Je ne sais ce que donnera cette enquête, sur les faits de Beaumont sur Oise. Par contre, ce que je sais, et ce dont je suis sur, c'est que personne n'a à y gagner à attiser tout cela. C'est notre société entière qui y perd. Alors faire croire que ce jeune est mort parce qu'il est noir; et que, parce qu'en face, il s'agit de forces de l'ordre (peu importe qu'il s'agisse de policiers ou de gendarmes) cela ne peut être qu'un crime, et qu'il a été tué parce qu'il est noir. Non, je suis m'en excuse, mais je ne peux l'admettre. Je n'y crois pas. Pas un seul instant.

Qu'on me sorte les images d'un homme qui a été abattu, en France, les mains en l'air, sans arme. Qu'on me les sorte. Et qu'on ne vienne pas me parler d'Amine Bentounsi. Qui était, à la fois armé, à la fois braqueur et recherché, et qui a pris la fuite à la vue des policiers. Affaire, dont je rappelle qu’elle été jugée en 1ère instance aux assises. Le parquet ayant fait appel, nous verrons donc bien ce qu'il en adviendra.

Encore une fois, je ne sais ce que diront les conclusions de cette enquête. Ce qui est certain, c'est qu'à 24 ans, quoi qu'on ai fait, on ne mérite pas de mourir!

Peut-être cet homme est-il mort d'une crise cardiaque. Peut-être dûe à cette infection, je ne suis pas médecin! Peut-être a-t-il été frappé lors de l'interpellation. Peut-être s'agit-il de coups échangés. Si coups il y a, j’espère que l'enquête pourra en déterminer la nature, et le bien, ou non, fondé. Qu'il s'agisse de violences légitimées par une éventuelle réaction d'Adama Traoré refusant une interpellation, ou si elles sont illégitimes, sans aucune cause, gratuites. Et si ces violences sont illégitimes, si elles ont pu, ou si elles ont, clairement, causé la mort d'Adama Traoré.

Mais quoi qu'il en soit, ce dont je suis intimement persuadé, quelles que soient les causes du décès, c'est que cet homme n'est pas mort parce qu'il est noir.

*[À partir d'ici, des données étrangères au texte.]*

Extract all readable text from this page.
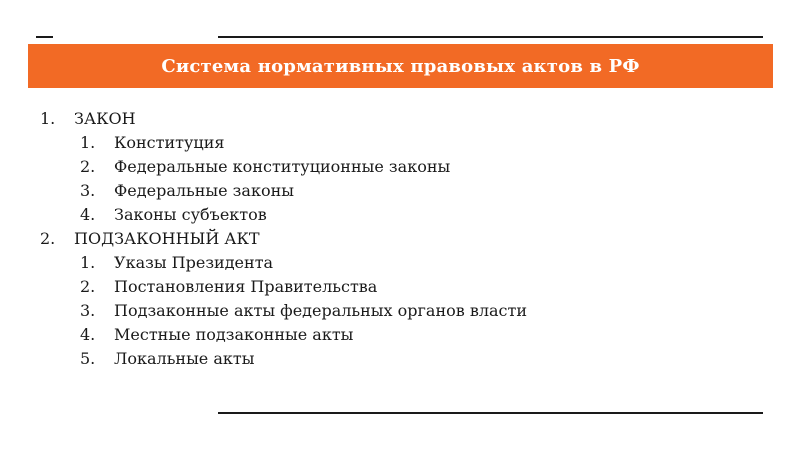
Система нормативных правовых актов в РФ
1. ЗАКОН
1. Конституция
2. Федеральные конституционные законы
3. Федеральные законы
4. Законы субъектов
2. ПОДЗАКОННЫЙ АКТ
1. Указы Президента
2. Постановления Правительства
3. Подзаконные акты федеральных органов власти
4. Местные подзаконные акты
5. Локальные акты
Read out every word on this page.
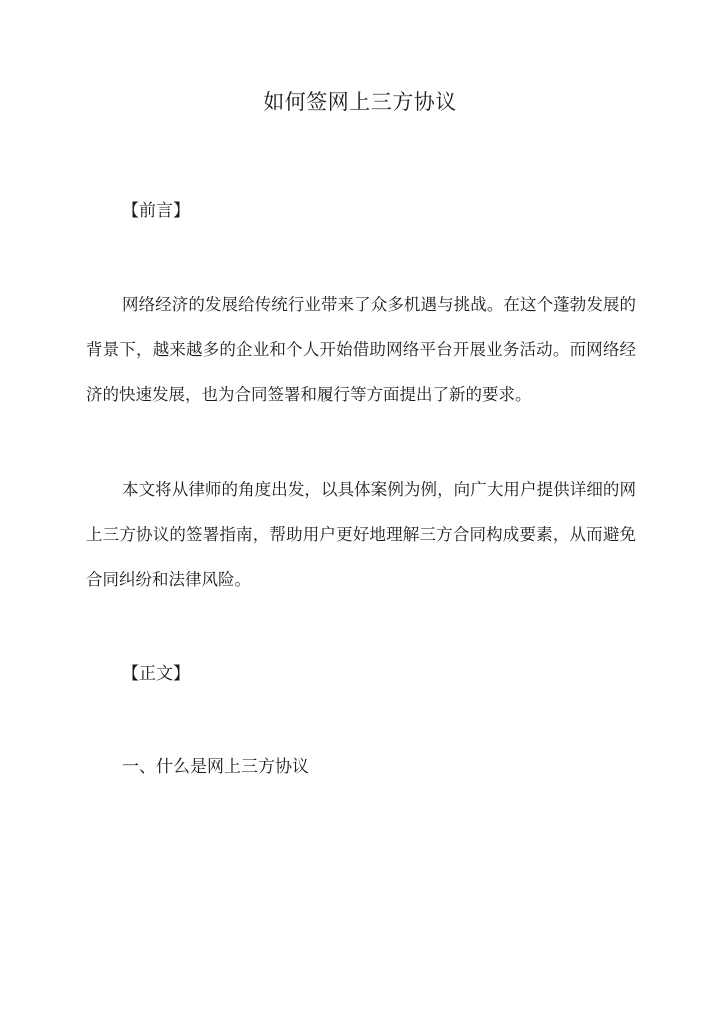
如何签网上三方协议

【前言】

网络经济的发展给传统行业带来了众多机遇与挑战。在这个蓬勃发展的背景下，越来越多的企业和个人开始借助网络平台开展业务活动。而网络经济的快速发展，也为合同签署和履行等方面提出了新的要求。

本文将从律师的角度出发，以具体案例为例，向广大用户提供详细的网上三方协议的签署指南，帮助用户更好地理解三方合同构成要素，从而避免合同纠纷和法律风险。

【正文】

一、什么是网上三方协议
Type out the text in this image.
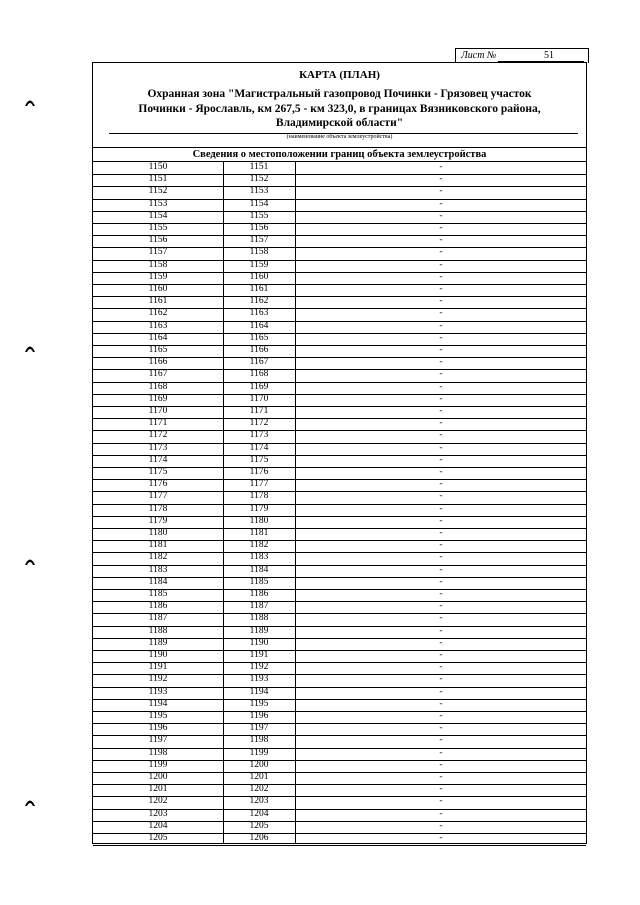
Лист №	51
КАРТА (ПЛАН)
Охранная зона "Магистральный газопровод Починки - Грязовец участок
Починки - Ярославль, км 267,5 - км 323,0, в границах Вязниковского района,
Владимирской области"
(наименование объекта землеустройства)
Сведения о местоположении границ объекта землеустройства
1150	1151	-
1151	1152	-
1152	1153	-
1153	1154	-
1154	1155	-
1155	1156	-
1156	1157	-
1157	1158	-
1158	1159	-
1159	1160	-
1160	1161	-
1161	1162	-
1162	1163	-
1163	1164	-
1164	1165	-
1165	1166	-
1166	1167	-
1167	1168	-
1168	1169	-
1169	1170	-
1170	1171	-
1171	1172	-
1172	1173	-
1173	1174	-
1174	1175	-
1175	1176	-
1176	1177	-
1177	1178	-
1178	1179	-
1179	1180	-
1180	1181	-
1181	1182	-
1182	1183	-
1183	1184	-
1184	1185	-
1185	1186	-
1186	1187	-
1187	1188	-
1188	1189	-
1189	1190	-
1190	1191	-
1191	1192	-
1192	1193	-
1193	1194	-
1194	1195	-
1195	1196	-
1196	1197	-
1197	1198	-
1198	1199	-
1199	1200	-
1200	1201	-
1201	1202	-
1202	1203	-
1203	1204	-
1204	1205	-
1205	1206	-
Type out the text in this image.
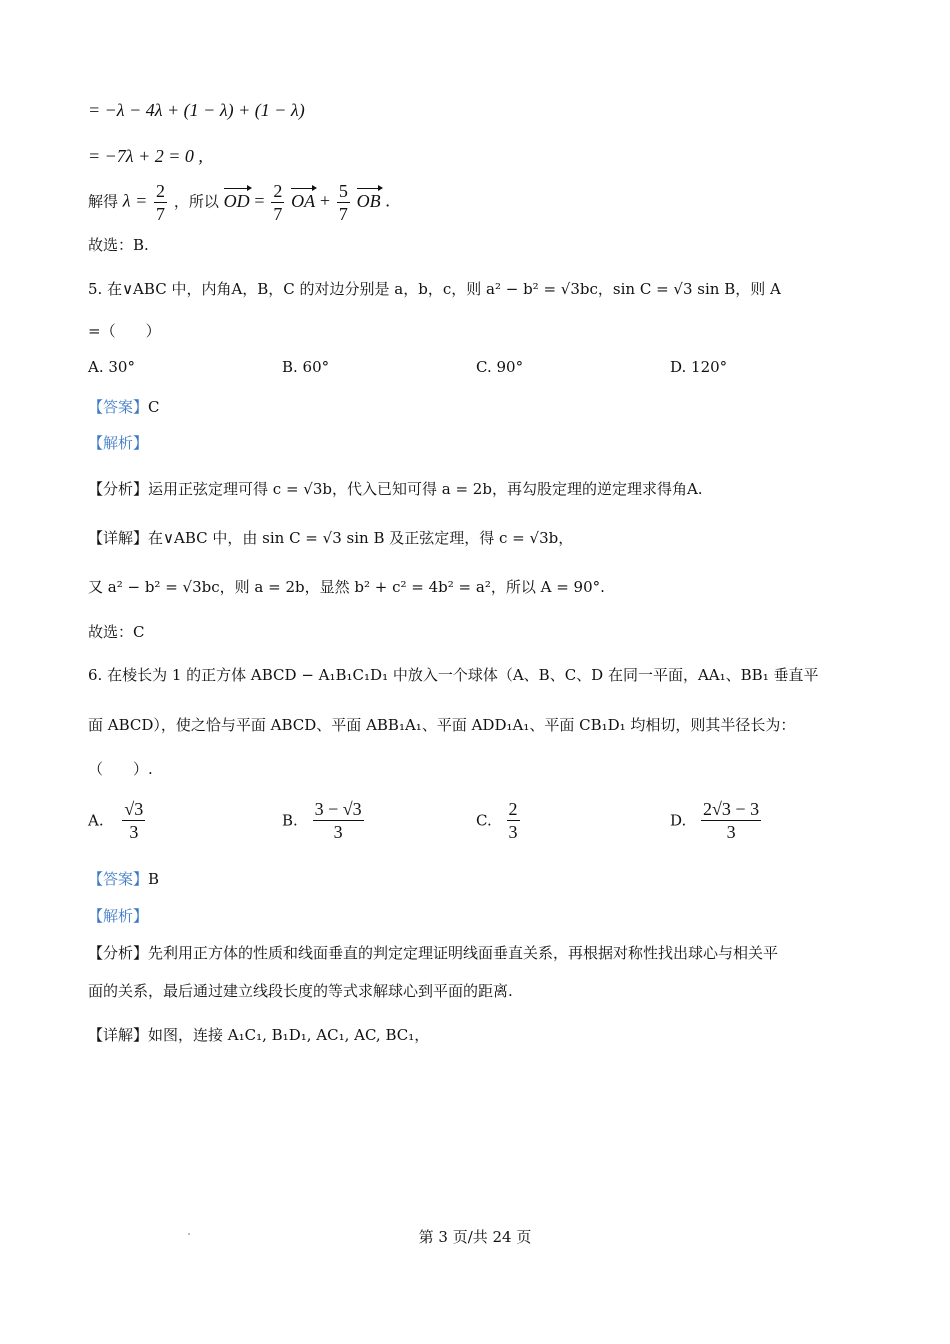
= −λ − 4λ + (1 − λ) + (1 − λ)
= −7λ + 2 = 0 ,
解得 $\lambda = \frac{2}{7}$ ，所以 OD = $\frac{2}{7}$ OA + $\frac{5}{7}$ OB .
故选：B.
5. 在∨ABC 中，内角A，B，C 的对边分别是 a，b，c，则 a² − b² = √3bc，sin C = √3 sin B，则 A
=（　　）
A. 30°	B. 60°	C. 90°	D. 120°
【答案】C
【解析】
【分析】运用正弦定理可得 c = √3b，代入已知可得 a = 2b，再勾股定理的逆定理求得角A.
【详解】在∨ABC 中，由 sin C = √3 sin B 及正弦定理，得 c = √3b，
又 a² − b² = √3bc，则 a = 2b，显然 b² + c² = 4b² = a²，所以 A = 90°.
故选：C
6. 在棱长为 1 的正方体 ABCD − A₁B₁C₁D₁ 中放入一个球体（A、B、C、D 在同一平面，AA₁、BB₁ 垂直平
面 ABCD），使之恰与平面 ABCD、平面 ABB₁A₁、平面 ADD₁A₁、平面 CB₁D₁ 均相切，则其半径长为：
（　　）.
A. $\frac{√3}{3}$	B. $\frac{3 - √3}{3}$	C. $\frac{2}{3}$	D. $\frac{2√3 - 3}{3}$
【答案】B
【解析】
【分析】先利用正方体的性质和线面垂直的判定定理证明线面垂直关系，再根据对称性找出球心与相关平
面的关系，最后通过建立线段长度的等式求解球心到平面的距离.
【详解】如图，连接 A₁C₁, B₁D₁, AC₁, AC, BC₁，
第 3 页/共 24 页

Et si des violences illégitimes ont été perpétrées, elles seront poursuivies, comme il se doit.  Peut-être n'avez-vous pas ce sentiment. Peut-être pensez-vous que je me voile la face, ou que je suis hypocrite. Probablement, alors, n'avez-vous plus confiance, ni en la justice, ni en la police... Enfin, quoi que vous en pensiez, c'est dommage, mais c'est votre droit. Moi, j'ai ma conscience.